Bendemeer (/'bɛndə,mɪər/; 明地迷亚, பென்ட்டிமியிர்) is a subzone within the planning area of Kallang, Singapore, as defined by the Urban Redevelopment Authority (URA). Its boundary is made up of the Pan Island Expressway (PIE) in the north; Serangoon Road, the Kallang River, Sungei Whampoa, and Bendemeer Road in the east; Lavender Street and Balestier Road in the south; and the Central Expressway (CTE) in the west.

Bendemeer is primarily residential, compromising both public housing built by the Housing and Development Board (HDB) and private housing.

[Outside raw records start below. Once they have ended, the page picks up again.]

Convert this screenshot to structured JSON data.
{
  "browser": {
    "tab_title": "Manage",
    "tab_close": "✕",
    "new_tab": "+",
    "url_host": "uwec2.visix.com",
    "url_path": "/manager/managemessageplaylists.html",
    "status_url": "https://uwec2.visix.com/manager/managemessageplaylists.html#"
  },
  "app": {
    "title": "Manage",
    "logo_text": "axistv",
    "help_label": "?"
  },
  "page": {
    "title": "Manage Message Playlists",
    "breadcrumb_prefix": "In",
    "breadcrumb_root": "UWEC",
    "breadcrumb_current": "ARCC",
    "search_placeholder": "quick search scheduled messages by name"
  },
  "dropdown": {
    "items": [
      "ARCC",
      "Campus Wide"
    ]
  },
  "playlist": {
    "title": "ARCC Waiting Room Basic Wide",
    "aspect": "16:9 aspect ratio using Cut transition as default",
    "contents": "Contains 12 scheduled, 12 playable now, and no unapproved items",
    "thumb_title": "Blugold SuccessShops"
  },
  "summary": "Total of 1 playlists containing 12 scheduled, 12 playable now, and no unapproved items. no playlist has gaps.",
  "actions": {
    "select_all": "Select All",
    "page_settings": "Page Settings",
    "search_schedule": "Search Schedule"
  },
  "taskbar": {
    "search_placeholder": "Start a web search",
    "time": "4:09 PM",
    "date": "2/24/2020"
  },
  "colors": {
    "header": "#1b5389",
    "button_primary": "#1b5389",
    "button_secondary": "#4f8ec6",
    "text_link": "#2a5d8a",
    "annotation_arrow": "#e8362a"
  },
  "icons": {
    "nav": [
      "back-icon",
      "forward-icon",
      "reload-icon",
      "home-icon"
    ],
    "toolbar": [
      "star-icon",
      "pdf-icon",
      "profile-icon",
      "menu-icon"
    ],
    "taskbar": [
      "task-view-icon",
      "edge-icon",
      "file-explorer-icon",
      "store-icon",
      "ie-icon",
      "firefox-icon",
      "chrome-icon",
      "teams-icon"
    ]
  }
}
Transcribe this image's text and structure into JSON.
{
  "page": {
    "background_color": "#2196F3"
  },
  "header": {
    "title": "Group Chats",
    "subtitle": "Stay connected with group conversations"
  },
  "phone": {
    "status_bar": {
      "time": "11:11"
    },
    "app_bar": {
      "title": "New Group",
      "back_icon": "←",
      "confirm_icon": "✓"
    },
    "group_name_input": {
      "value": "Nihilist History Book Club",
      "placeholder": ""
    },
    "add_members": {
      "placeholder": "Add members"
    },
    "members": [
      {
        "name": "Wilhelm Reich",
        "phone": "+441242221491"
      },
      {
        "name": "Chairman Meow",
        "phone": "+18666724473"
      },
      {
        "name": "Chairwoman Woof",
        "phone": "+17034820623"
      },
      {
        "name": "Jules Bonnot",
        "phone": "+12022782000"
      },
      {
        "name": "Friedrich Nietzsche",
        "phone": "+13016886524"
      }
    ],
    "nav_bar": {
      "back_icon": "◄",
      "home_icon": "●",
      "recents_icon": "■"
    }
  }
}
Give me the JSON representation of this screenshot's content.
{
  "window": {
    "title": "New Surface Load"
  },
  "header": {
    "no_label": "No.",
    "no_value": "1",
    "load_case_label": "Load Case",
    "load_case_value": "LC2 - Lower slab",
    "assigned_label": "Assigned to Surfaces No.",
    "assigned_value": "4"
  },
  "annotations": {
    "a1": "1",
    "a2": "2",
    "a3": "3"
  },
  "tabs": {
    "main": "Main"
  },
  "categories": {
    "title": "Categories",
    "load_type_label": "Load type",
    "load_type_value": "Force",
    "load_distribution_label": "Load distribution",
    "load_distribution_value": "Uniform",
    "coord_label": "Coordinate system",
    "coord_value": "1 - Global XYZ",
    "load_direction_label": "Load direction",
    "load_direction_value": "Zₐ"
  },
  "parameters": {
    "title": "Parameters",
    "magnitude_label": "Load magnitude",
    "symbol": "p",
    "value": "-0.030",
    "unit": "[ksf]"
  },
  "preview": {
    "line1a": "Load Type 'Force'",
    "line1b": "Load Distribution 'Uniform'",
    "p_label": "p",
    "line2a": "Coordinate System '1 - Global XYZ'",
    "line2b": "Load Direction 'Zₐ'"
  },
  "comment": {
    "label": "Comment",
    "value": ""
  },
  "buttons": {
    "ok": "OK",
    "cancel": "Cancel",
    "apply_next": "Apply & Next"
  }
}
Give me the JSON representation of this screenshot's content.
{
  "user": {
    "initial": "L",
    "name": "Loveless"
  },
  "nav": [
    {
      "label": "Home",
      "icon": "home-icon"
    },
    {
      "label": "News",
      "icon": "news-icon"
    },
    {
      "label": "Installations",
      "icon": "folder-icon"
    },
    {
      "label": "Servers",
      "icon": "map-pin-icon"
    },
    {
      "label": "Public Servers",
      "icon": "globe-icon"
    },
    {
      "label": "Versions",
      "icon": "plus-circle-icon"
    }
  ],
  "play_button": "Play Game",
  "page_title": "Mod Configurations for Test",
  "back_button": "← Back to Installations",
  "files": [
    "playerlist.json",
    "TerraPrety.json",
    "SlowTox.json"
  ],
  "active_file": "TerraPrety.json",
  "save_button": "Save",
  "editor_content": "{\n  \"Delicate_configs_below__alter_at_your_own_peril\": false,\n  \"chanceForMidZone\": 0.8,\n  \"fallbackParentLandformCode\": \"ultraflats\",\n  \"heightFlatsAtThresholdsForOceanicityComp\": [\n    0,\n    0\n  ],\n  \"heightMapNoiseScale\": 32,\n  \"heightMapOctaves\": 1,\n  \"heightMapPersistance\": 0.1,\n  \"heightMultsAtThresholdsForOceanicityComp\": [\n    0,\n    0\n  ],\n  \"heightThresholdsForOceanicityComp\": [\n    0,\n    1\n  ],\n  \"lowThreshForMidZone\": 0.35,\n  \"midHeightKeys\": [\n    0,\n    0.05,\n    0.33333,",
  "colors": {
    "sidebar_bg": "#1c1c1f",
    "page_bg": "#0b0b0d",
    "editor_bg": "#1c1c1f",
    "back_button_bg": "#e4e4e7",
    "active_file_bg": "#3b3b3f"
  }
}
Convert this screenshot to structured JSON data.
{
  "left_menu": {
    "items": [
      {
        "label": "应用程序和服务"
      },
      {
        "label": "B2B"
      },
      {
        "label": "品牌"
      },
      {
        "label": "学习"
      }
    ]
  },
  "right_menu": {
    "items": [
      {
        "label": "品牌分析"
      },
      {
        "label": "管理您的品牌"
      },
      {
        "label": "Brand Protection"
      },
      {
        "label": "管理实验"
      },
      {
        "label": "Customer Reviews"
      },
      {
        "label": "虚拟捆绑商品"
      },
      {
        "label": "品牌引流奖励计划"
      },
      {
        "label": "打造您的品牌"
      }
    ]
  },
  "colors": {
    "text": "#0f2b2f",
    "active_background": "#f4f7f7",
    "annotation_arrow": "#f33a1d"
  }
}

Educational institutions within this subzone include Hong Wen School, Bendemeer Primary School, Bendemeer Secondary School, and Northlight School.

Based on historical map evidence provided by NUS, the road in its present form was constructed sometime between 1966 and 1969, similar to the construction of Orchard Boulevard to alleviate the traffic congestion along Serangoon Road.

== Amenities ==

=== Medical facilities ===

- Kallang Polyclinic
- Kwong Wai Shiu Hospital

=== Places of worship ===

- Sri Lankaramaya Buddhist Temple
- Central Sikh Temple

==== Community club ====

- Kallang Community Club

=== Civil services ===

- Kallang Neighbourhood Police Post
- Boon Keng Fire Post,

== Notable places ==

- 34 Whampoa West

== Transportation ==
The Bendemeer MRT station along the Downtown line serves the area.